The Doha Round is a back-to-basics trade negotiation. Because it focuses mostly upon tariffs and trade-distorting subsidies, it avoids the controversial inroads into domestic economic and regulatory policies that have characterized the Uruguay Round and many bilateral agreements. Its modest ambition is a virtue, rather than a flaw. Although the gains to U.S. export interests—while real—will not be as great as many would like, the harm to trade losers will also be moderated. This limited scale is prudent given current uncertainty as to where, and how, large numbers of good new jobs will be created.
The Doha Round emphasis on agricultural policies and trade allows us to negotiate increased international market access for competitive U.S. farmers in return for limits on our agricultural subsidy programs that are needed for purely domestic reasons. Budgetary pressures will likely reduce the inflation-adjusted value of the programs in any case. These programs should also be better targeted to family farmers, and to promoting sound environmental and energy policies.
The focus on agriculture also underscores that this negotiation is called the Doha Development Round. The potential benefit to agricultural interests in poor developing countries is a strong independent reason to support this round. The market-based boost to development would serve U.S. political and security interests in avoiding failed states, humanitarian interests in combating poverty around the globe, and commercial interests in a stable and growing world economy.
Beyond the advantages that would flow from the terms of a Doha agreement, an American initiative to bring the Doha Round to a successful conclusion serves our interests in maintaining a healthy multilateral trading system.

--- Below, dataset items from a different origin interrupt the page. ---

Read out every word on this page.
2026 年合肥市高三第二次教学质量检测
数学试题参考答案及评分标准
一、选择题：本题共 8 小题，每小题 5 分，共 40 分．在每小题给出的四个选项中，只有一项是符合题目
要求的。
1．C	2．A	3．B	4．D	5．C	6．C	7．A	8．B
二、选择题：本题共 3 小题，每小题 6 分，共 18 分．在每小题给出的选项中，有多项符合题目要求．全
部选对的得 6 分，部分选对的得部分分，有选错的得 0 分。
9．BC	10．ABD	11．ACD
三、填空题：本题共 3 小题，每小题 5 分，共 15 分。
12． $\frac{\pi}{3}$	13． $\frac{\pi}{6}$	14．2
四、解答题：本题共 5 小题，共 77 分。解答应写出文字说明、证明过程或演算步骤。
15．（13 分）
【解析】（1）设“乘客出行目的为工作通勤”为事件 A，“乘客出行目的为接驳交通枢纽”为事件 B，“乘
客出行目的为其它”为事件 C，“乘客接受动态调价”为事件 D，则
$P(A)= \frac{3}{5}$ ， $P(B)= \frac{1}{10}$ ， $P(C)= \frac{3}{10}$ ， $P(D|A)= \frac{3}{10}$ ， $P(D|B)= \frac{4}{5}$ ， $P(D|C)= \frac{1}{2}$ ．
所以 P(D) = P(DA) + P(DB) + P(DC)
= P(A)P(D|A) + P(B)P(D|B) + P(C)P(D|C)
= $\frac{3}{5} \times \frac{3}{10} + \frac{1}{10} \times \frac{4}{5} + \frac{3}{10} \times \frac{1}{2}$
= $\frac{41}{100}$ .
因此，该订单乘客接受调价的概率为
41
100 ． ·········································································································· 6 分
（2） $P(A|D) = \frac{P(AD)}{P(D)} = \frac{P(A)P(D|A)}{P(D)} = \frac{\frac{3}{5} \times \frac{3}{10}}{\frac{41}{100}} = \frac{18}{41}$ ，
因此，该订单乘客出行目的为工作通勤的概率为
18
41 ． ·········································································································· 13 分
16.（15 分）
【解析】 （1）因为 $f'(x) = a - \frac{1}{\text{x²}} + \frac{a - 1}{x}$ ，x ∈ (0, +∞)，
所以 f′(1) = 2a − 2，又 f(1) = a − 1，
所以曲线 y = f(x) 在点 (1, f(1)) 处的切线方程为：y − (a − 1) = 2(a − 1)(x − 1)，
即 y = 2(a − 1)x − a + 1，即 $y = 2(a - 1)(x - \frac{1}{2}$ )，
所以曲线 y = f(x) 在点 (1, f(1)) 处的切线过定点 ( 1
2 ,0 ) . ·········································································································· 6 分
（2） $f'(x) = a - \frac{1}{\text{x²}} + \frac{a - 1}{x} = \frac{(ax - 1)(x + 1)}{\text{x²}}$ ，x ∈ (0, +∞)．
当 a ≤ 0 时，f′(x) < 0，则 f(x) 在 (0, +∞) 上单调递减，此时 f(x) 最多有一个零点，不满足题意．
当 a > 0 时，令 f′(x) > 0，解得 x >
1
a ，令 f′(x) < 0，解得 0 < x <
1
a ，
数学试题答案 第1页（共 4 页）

A world dominated by bilateral and regional trade agreements would not only be less efficient; it would also reduce the U.S. influence that comes from being the most important single actor in any global arrangement.
Jump-starting the Doha negotiations to achieve an agreement that advances global economic and development aims would also boost U.S. economic leadership more generally. Recapturing our leadership is vital in a period where the rules of the global economy will be changing. Even acting together, Congress and the Bush administration cannot assure Doha’s success. Other countries must do their part. But it would be a serious mistake to pass up the opportunity to seek agreement.
To seize this opportunity, we need:
- The president to become personally involved in restarting Doha
- The Bush administration to seek genuine cooperation with the Democratic leadership of the Congress
- The United States to take the lead in expanding the trade opportunities that a successful Round would offer the poorest countries.
Only then will we know if the Doha Round can be successfully negotiated and ratified. That effort is well worth making.